This post was originally published on this site
How much worse can it get?
That’s a question many investors are undoubtedly asking themselves after a week of historic volatility that saw stocks suffer another pummeling and drove the Dow Jones Industrial Average to its lowest close since December 2016 as the global COVID-19 pandemic promises to push the world into recession.
After all that, some investors might feel a strong temptation once the market finally shows some stability to declare that the lows are in. But some Wall Street veterans have a word of advice: Don’t!
“First, let’s acknowledge that none of us can predict when the market will bottom,” said Brian Levitt, global market strategist at Invesco, in a Friday note.
“The number of new COVID-19 cases will likely need to peak before we get there. That’s a question for the epidemiologists to answer and a challenge for Americans and global citizens to take social distancing and/or isolation seriously,” he wrote.
Counterpoint: The stock market may bottom long before the coronavirus epidemic peaks, analysts say
In fact, for Wall Street professionals, warned Nicholas Colas, co-founder of DataTrek Research, the temptation to make a bold market-bottom call carries serious career risk.
“Over my plus-30-year Wall Street career I have seen more friends be fired or lose clients because they tried to pick a bottom than any other single cause,” he said, in a Friday note.
Of course, stocks will stop falling at some point. Even if the bear market is still far from over, history offers some reassurance for long-term investors, Levitt said.
“In fact, over the six major bear markets we observed, investors would have lost, on average, 38% between the midpoint and the bottom. Ten years later, an investor would have returned, on average 110% cumulatively from the midpoint of the drawdown,” he said.
But the carnage inherent in this bear market is understandably unnerving. The Dow Jones Industrial Average DJIA, -4.55% dropped more than 17% in the past week for its worst weekly performance since the 2008 financial crisis, while the S&P 500 SPX, -4.34% marked the same milestone with a 15% drop.
The Dow and S&P 500, which both traded at all-time highs in February, dropped from records to a bear market — a pullback of 20% from a recent peak — at the fastest pace on record, and have kept falling. With Friday’s close, the Dow is down 35.1% from its Feb. 12 record finish, while the S&P 500 is off 31.9% from its Feb. 19 record.
And the drop has been accompanied by unprecedented volatility. The S&P 500 saw a stretch of seven consecutive trading days in which the index moved up or down 4%, the longest on record. The Cboe Volatility Index VIX, -8.28%, a measure of expected volatility for the S&P 500 over the next 30 days, closed earlier in the week at an all-time high.
The stock-market volatility is part of a broader market breakdown that saw investors world-wide liquidating assets across the board in a dash for cash that saw even traditional haven assets fall and sent the dollar soaring, creating a feedback loop.

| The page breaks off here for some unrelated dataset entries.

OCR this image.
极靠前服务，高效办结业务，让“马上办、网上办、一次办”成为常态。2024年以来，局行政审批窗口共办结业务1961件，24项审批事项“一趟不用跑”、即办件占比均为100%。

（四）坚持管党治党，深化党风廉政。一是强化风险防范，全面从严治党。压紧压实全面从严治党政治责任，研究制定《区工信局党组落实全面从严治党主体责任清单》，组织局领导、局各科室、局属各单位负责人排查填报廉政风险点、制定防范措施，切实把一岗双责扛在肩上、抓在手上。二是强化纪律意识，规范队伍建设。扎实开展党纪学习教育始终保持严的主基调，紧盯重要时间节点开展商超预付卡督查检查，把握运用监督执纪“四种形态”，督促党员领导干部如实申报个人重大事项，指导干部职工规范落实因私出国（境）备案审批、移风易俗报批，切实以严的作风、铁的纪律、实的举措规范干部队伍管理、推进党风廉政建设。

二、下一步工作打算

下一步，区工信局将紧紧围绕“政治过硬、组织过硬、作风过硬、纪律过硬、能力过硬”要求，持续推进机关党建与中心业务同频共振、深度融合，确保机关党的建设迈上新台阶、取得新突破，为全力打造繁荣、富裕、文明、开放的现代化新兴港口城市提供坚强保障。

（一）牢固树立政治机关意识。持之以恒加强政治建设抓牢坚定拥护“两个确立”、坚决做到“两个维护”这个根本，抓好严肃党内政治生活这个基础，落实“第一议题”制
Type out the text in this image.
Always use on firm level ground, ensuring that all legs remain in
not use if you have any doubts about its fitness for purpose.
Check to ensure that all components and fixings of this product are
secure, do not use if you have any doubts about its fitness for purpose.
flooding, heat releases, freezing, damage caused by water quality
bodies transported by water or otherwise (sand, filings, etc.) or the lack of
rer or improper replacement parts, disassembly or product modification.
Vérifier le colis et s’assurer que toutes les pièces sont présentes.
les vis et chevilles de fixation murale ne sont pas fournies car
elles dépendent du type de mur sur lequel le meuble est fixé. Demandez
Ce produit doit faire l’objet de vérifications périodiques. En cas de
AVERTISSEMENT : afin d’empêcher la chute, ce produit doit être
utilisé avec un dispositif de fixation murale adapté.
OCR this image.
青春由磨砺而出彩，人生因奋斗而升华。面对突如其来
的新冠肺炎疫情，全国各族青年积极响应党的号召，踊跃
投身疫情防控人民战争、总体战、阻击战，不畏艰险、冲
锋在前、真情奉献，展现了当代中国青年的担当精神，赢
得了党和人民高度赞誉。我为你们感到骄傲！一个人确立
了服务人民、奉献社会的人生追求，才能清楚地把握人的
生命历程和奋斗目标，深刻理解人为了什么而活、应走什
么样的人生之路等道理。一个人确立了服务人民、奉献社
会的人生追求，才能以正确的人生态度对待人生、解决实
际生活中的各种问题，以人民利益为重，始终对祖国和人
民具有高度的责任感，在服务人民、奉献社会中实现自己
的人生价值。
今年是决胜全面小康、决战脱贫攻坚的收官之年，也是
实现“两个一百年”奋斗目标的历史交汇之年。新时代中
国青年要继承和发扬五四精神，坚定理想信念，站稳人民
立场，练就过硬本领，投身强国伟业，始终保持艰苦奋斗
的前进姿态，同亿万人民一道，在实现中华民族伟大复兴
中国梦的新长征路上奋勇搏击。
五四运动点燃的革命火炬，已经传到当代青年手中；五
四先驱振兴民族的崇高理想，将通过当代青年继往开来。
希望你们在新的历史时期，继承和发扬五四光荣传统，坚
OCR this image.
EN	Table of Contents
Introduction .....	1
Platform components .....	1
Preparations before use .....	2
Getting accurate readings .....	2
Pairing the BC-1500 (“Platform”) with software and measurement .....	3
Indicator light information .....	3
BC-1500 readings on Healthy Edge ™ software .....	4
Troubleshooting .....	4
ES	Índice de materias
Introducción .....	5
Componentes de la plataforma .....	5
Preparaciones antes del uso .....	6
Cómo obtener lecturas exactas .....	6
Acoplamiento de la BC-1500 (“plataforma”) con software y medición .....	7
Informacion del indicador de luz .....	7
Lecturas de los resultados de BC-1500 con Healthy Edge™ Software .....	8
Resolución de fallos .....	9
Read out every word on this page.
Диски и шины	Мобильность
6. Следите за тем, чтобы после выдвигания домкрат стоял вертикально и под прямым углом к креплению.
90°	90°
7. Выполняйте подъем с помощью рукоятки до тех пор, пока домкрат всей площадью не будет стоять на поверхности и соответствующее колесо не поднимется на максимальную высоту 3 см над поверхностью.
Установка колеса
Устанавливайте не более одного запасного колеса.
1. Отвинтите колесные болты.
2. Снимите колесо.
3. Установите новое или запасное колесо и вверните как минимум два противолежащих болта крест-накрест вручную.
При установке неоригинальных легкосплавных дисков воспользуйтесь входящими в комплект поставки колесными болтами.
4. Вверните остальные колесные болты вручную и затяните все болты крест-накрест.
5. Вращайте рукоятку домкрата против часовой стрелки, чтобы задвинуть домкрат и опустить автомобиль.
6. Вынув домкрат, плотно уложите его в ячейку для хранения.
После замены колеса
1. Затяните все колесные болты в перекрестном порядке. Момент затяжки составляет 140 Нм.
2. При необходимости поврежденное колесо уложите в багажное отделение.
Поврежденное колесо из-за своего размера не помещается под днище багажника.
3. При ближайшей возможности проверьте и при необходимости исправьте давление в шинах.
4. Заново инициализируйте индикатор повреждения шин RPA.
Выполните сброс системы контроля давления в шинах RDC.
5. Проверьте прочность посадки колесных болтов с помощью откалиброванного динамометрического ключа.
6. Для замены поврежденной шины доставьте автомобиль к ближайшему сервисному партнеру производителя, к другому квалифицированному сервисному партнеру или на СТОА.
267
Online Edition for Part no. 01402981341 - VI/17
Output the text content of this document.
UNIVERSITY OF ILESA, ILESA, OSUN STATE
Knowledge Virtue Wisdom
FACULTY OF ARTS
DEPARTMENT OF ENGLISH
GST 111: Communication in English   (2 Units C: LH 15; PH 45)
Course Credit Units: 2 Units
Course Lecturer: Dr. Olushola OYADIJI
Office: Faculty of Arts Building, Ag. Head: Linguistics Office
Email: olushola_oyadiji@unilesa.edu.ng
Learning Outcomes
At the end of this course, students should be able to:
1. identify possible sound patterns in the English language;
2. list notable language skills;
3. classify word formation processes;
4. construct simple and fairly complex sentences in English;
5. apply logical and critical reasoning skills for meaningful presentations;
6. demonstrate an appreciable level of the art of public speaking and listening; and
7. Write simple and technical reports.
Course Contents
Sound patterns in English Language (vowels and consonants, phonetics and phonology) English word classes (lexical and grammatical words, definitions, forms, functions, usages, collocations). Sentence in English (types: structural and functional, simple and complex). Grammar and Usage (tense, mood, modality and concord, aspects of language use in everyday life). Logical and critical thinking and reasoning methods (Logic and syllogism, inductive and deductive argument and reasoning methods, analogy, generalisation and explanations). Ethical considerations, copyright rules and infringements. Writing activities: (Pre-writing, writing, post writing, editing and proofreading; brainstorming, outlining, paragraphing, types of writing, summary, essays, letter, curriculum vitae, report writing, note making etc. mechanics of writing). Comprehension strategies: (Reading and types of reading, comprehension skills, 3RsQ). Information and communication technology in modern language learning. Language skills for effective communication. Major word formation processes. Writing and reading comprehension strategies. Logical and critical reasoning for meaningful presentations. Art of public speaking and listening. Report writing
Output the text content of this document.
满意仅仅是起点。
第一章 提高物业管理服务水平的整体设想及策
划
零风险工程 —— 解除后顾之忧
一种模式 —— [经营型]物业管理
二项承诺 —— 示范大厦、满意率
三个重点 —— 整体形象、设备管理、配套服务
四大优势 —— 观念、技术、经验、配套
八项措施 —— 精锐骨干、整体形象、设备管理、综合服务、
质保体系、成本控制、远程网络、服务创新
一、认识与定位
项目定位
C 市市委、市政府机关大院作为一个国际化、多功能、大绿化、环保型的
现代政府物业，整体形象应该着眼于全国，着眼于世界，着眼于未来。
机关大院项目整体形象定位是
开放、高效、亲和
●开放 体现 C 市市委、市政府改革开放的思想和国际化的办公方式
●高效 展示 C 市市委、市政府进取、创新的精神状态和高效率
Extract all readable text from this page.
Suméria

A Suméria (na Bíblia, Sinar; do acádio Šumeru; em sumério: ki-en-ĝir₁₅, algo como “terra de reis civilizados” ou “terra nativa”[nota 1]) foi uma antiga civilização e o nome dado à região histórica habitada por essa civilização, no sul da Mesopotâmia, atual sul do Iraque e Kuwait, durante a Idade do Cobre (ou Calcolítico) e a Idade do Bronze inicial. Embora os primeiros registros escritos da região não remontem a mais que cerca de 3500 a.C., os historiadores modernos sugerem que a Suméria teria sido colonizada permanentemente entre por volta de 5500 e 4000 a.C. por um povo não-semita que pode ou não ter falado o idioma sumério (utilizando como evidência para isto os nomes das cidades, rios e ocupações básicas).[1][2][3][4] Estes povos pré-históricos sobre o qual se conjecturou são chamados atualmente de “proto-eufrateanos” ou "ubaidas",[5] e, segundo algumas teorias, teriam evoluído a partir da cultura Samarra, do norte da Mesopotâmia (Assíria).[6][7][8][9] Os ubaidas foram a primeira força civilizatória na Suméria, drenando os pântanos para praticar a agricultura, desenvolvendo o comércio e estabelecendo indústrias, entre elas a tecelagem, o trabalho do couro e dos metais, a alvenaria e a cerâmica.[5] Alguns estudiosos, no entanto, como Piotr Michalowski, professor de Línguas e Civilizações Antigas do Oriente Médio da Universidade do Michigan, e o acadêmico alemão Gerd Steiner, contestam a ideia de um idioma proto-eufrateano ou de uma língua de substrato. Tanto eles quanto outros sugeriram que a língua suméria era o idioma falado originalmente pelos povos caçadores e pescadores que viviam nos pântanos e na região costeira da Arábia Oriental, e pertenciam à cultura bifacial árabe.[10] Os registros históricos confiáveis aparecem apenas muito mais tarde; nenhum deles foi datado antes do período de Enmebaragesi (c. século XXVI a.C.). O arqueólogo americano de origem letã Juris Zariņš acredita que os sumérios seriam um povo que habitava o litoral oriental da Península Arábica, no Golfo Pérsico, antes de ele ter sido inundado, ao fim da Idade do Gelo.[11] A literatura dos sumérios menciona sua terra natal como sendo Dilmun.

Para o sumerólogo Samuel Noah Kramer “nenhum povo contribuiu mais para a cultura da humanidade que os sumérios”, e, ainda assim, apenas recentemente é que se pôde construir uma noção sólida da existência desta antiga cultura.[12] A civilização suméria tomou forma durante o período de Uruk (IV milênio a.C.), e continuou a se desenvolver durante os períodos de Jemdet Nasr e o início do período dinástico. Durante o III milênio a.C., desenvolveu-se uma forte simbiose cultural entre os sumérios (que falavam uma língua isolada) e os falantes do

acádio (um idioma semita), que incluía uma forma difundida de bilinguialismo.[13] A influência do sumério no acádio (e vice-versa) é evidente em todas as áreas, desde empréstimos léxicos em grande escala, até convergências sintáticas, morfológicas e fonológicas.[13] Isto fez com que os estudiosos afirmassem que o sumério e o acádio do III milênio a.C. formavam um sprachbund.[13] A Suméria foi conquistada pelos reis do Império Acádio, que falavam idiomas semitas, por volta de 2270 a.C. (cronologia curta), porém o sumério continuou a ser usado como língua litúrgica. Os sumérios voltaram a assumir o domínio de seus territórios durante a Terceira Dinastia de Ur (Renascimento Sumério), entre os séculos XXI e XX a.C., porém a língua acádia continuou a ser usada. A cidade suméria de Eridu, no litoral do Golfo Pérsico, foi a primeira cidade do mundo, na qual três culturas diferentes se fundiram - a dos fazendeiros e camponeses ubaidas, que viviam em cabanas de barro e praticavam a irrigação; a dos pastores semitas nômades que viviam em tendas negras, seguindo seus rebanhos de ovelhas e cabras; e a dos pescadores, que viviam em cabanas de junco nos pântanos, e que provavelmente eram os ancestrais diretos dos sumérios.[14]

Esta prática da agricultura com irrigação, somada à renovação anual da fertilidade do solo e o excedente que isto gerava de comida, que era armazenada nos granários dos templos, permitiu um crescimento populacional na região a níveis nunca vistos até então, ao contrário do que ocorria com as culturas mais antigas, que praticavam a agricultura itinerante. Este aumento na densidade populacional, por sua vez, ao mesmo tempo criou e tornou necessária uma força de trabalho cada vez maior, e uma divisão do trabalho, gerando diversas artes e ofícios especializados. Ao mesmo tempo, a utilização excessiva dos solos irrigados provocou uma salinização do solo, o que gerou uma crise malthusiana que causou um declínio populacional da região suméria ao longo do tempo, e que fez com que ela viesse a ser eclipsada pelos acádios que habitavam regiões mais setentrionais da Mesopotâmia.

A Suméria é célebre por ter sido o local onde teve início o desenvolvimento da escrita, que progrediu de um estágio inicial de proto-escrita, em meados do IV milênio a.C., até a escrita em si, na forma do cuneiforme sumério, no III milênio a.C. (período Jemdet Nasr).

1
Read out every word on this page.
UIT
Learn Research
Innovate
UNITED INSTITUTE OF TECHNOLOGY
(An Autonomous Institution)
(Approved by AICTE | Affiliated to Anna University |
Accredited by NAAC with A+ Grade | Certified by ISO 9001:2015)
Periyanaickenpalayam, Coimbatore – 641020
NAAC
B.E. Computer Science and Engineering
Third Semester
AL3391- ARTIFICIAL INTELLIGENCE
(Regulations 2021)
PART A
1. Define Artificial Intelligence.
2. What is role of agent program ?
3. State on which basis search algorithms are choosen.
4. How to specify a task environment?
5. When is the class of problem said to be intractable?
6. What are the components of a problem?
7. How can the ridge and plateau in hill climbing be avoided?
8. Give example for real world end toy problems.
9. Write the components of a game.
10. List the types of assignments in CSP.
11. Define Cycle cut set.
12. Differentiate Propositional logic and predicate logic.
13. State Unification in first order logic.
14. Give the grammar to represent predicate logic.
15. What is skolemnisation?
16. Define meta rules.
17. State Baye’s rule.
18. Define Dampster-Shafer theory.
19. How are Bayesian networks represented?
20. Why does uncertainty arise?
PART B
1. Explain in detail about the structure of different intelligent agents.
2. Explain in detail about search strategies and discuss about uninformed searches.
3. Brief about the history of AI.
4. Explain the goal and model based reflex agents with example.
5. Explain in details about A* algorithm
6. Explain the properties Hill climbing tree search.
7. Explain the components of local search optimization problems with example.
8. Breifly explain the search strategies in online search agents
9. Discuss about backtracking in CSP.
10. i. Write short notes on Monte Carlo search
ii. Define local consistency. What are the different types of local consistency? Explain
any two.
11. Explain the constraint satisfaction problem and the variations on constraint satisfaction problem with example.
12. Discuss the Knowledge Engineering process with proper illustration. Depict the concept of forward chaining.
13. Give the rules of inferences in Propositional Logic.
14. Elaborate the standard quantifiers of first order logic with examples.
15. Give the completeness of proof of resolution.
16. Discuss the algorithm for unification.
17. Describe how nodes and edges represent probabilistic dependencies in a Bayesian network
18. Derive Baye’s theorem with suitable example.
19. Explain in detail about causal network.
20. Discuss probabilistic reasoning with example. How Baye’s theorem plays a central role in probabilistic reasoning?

The Federal Reserve and other major central banks responded with a range of stimulus measures and other efforts aimed at shoring up liquidity and ensuring markets could function. Governments weighed a range of fiscal stimulus measures on previously unthinkable scales.
Read: Here’s a breakdown of the Fed’s rescue programs to keep credit flowing during the pandemic
As a result, investors are witnessing historical market events for the first time together, noted Brian Belski, chief investment strategist at BMO Capital Markets.
“For an investment and strategy culture and community that routinely relies on history for precedence and perspective, we believe it is safe to state that what has transpired the past several days does not have a perfect parallel to previous stock market corrections and ‘shocks,’ he said, in a note.
That means there “unfortunately does not exist a magic chart, table or bullet point that will answer all questions, let alone illustrate the bottom or foretell the recovery in stocks that WILL follow this,” Belski said. “Regrettably, a less negative and hopefully POSITIVE stream of headlines on coronavirus (COVID19 virus) is most likely the only acceptable antidote the stock market is yearning for right now.”
In the week ahead, investors will get a look at a range of economic data, including February durable-goods orders on Wednesday, while February consumer spending and income data is due on Friday. But the main event may be weekly jobless claims data on Thursday, which is expected to show a large jump as employers prepared for shutdowns.